Ağrı Sahipsiz Değildir kitabının Kürtçe baskısı, yazarın Biro isimli diğer bir çalışmasıyla birlikte, 2015 yılında da Nubihar Yayınları’ndan tekrar çıktı.
Agirî direnişi nasıl başladı?
Cumhuriyetin kurulmasıyla birlikte, Kürt varlığı ret ve inkar edildi, yok sayıldı, yok edilmeye çalışıldı. Kürt dili ve kültürü yasaklandı. Büyük bir asimilasyon politikası izlenmeye başlandı. Kürtlerin karşı çıkmaları hep kanla bastırıldı. Köy ve kasabalar yakılıp yıkıldı. On binlerce insan öldürüldü.
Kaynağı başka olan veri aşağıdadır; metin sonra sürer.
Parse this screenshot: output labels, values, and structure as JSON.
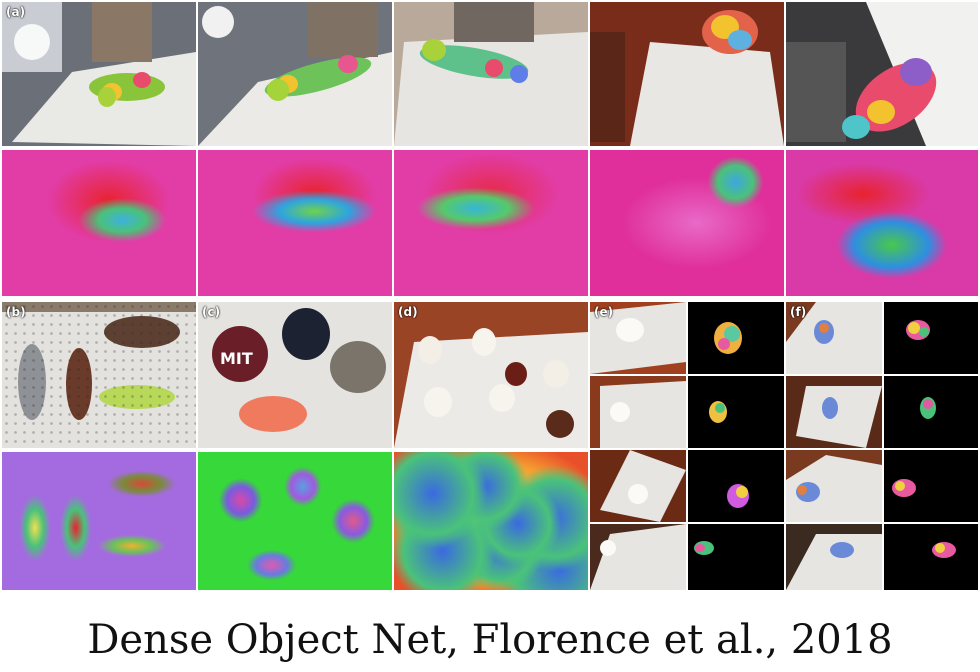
{
  "figure": {
    "labels": {
      "a": "(a)",
      "b": "(b)",
      "c": "(c)",
      "d": "(d)",
      "e": "(e)",
      "f": "(f)"
    },
    "caption": "Dense Object Net, Florence et al., 2018"
  }
}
Binlerce insan sürgüne yollandı. Yaşanan soykırım uygulamaları, Kürt halkını derinden sarstı. 1925 İsyanı’nın kanla bastırılmasından sonra, alınan yasal, siyasal, ekonomik ve sosyal önlemlerle Kürtleri bir cendere içine sıkıştırdı. Yurtsever insanlar ve örgütler, bu zulümden kurtulmak ve mücadeleyi sürdürmek için Suriye ve Lübnan’a kaçtılar. Bu vahşi rejimden kurtulma, Kürt aydın ve siyasetçilerinin temel amacı haline geldi.
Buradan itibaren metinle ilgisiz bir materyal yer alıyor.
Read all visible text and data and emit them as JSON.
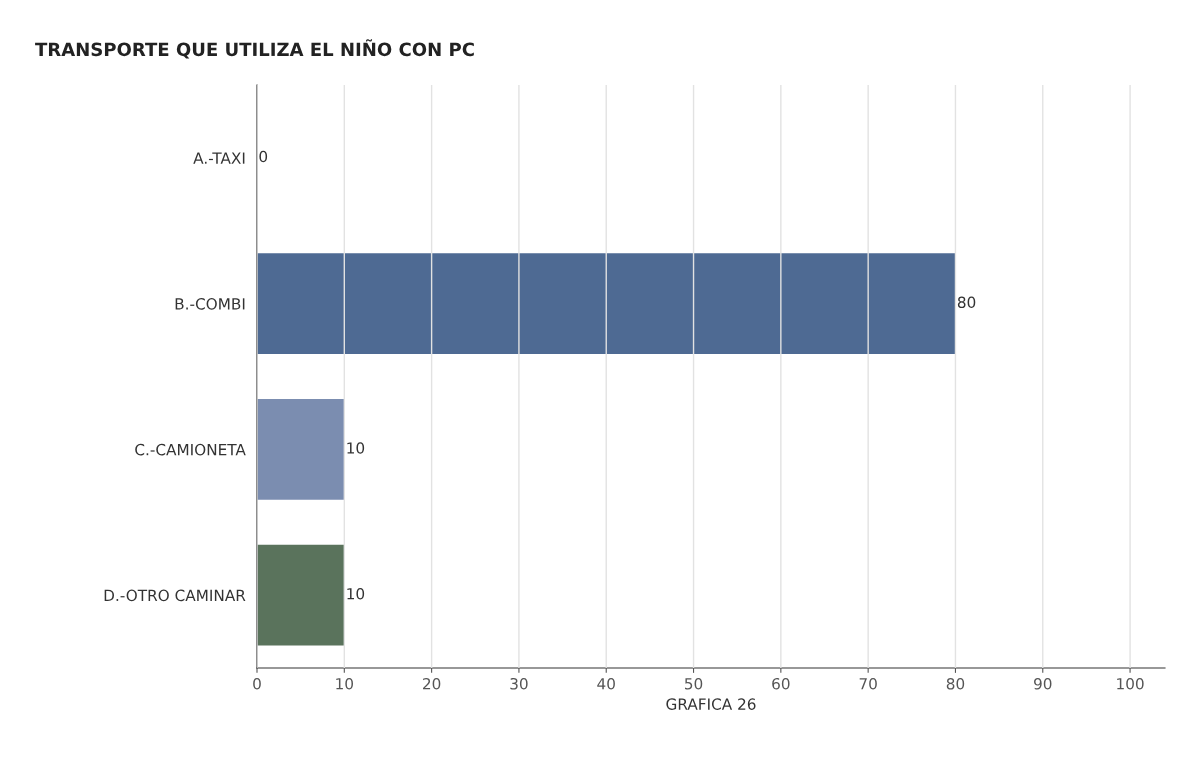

Agirî’deki direnişin bu coğrafyada çıktığına gelince; 1915-16 yıllarında Rus ordusu bu havaliyi işgal etmişti. Yöredeki güçlü aşiretlerin büyük bölümü bu işgale karşı çıkmış ve Rus ordusuyla savaşmıştı. Biroyê Hesikê Telî de bunlardan biriydi. Kendisi, devlet ile iyi ilişkiler içinde olmaya özen gösteren birisiydi. Ama Türk devleti, kendisine hizmet etse bile, güç ve otorite sahibi olan Kürtleri, hep potansiyel bir tehlike olarak görüyordu. Ve bu tehlikeyi kontrol altında tutmak için, bunları aileleriyle birlikte batıya sürgün ediyordu. Bazid merkezinde bir manifatura dükkanı çalıştıran ve belediye başkanının da kızı olan eşiyle oradaki evinde yaşamını huzur içinde geçiren Biroyê Hesikê Telî’nin kaderini yanına gelen küçük oğlu İlhami'nin verdiği haber değiştirecekti.
Jandarmalar devletin Şeyh Said isyanı bahanesiyle çıkarttığı sürgün yasası gereği Biroyê Hesikê Telî’yi de batıya göndermek için Ağrı dağındaki köyüne gidip kendisini aramışlar ve o arada bazı firari Kürtlerle tesadüfi karşılaşmalarında aralarında çıkan çatışmada bir er vurulmuştu. Biroyê Hesikê Telî köyüne gidip oğlu, kardeşleri ve yakınları ile devletin sürgün kararına karşı direnişe geçti.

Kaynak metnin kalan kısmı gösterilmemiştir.